Civil rights are disappearing daily courtesy of a a group of grumpy old men hell bent on returning us to a past where those who aren't like them knew their place. The people's wishes are consistently and constantly ignored by their "representatives" in Congress. Newspapers are disappearing at an alarming rate while so-called reporters piss and moan about a blogger getting to ask the president a question, totally ignoring the fact that reporters haven't done their job in so many years that they have made themselves irrelevant.
Then there is the ex-Vice President who made secrecy his policy while in office, and has used every legal procedure to prevent public knowledge of his activities for the last eight years, is now writing a memoir that will only reflect his point of view and make up facts and ignore the truth to portray the beginning of the 21st century dismemberment of the United States in a glorious light. If he was shorter and his epicanthic folds were different he could be our very own Kim Jong Il but the press likes to ignore those aspects of his character.
I'm tired of taking care of my mother. I have had little to no help and no time off for the last nine years. Unfortunately, she still recognizes me so I'm still holding up my side of the bargain but it becomes more difficult by the minute. Eight years ago I had a thriving practice, could afford to buy a car, go on vacation and pay my rent. Today I wonder how to afford toilet paper because food stamps will cover potato chips but not personal toiletries. I was so broke I sold the car but the person can only make payments so now I'm still destitute but have no transportation. And I still have to pay car insurance until the car is fully paid off but I can't take the dogs to the dog park. The first of the month is going to be a disaster of titanic proportions and I have no resources to ameliorate the situation.
I've tried leaving her for a few hours at a time but the stress isn't worth it. Shopping has become a hit and run affair. The dogs get out, burners are left on high on the stove, she totters around the neighborhood making everybody nervous because they think she is going to fall and if I take her out she deliberately wanders off if I go to the bathroom. Even if I take her to the same place all the time her sense of direction is so impaired that she can't find her way to the front door by herself. I can't put her in a home until I find a job and I can't find a job until I put her in a home.

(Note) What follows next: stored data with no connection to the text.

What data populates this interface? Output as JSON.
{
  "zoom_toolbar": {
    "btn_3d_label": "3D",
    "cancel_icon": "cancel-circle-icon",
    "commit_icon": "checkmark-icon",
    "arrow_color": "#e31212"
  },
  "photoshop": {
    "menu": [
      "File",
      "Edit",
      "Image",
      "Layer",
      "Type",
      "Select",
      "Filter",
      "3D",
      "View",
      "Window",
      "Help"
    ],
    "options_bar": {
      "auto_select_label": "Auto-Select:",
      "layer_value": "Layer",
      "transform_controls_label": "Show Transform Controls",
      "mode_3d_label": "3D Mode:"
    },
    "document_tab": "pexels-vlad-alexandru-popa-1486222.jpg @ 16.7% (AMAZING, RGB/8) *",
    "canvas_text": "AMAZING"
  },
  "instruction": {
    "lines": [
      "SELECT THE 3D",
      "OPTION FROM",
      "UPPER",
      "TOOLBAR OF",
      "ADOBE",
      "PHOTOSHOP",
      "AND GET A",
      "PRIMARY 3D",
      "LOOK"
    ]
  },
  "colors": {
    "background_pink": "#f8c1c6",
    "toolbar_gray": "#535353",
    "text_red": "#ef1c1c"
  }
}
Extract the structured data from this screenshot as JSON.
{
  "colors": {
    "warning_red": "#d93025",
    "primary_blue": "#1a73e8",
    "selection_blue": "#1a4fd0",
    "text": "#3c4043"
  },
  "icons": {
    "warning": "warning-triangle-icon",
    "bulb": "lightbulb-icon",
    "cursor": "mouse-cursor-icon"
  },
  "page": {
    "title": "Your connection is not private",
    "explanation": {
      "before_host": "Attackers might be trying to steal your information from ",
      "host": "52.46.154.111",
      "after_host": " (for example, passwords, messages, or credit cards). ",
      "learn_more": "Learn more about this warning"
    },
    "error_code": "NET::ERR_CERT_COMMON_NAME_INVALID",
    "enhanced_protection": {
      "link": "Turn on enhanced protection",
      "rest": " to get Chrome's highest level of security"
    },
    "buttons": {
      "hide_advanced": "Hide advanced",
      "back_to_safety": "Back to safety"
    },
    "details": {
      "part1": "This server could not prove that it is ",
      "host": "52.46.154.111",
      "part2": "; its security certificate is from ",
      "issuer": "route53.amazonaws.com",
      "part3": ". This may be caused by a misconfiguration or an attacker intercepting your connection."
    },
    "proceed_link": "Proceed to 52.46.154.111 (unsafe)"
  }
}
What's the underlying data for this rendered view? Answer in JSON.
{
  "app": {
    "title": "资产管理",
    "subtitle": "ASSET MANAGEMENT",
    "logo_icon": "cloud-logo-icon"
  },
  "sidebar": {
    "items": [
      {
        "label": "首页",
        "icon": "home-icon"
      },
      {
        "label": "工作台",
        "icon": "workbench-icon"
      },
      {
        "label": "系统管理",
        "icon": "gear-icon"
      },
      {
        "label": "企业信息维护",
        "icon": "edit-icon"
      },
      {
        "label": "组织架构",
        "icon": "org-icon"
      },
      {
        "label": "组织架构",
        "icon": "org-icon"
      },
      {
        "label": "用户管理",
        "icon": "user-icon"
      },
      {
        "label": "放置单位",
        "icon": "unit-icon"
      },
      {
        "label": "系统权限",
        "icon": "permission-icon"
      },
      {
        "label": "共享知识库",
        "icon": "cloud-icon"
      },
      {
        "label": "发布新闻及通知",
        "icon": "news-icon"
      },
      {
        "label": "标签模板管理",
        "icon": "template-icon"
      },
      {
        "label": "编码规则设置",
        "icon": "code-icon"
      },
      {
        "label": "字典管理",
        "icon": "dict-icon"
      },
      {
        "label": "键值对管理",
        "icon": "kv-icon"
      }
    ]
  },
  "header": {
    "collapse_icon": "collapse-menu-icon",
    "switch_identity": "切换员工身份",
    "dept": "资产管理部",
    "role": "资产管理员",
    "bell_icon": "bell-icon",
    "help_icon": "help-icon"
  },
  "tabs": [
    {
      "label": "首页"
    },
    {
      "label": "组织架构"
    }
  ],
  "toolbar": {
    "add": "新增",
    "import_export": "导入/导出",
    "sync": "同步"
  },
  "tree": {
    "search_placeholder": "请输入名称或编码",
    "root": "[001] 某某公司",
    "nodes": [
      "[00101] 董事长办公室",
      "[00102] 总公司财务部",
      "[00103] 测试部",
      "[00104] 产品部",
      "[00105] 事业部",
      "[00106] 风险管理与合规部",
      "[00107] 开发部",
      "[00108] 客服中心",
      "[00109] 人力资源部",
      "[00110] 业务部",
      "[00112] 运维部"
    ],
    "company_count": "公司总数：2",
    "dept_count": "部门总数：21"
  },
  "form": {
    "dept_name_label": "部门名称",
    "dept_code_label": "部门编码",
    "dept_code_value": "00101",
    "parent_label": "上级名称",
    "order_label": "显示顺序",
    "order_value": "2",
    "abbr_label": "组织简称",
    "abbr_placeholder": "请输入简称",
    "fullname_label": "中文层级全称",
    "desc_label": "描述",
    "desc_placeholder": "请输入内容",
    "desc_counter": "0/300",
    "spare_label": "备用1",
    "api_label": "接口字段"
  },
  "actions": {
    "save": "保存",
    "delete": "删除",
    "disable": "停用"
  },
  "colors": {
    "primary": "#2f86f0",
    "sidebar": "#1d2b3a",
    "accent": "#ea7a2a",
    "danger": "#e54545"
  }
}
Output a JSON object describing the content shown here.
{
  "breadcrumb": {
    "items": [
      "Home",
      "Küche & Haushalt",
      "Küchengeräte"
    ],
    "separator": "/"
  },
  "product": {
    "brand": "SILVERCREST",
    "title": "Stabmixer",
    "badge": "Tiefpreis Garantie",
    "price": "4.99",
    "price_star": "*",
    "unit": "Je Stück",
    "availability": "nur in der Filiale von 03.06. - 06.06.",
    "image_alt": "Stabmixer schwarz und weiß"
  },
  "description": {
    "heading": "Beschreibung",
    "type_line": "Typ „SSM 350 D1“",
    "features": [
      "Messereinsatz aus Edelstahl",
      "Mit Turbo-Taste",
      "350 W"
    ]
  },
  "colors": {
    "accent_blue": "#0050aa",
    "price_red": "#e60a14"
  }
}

I'm tired and losing hope faster than Afghani civilians during a surgical air strike. It shames me that the average American citizen won't stand up for their rights as they disappear into the ether yet can cheer on the Tiananmen tank protester or cry for Neda while turning their back on their fellow Americans in trouble as they occupy their time worrying about the latest celebrity divorce or who is going to win the current reality show du jour.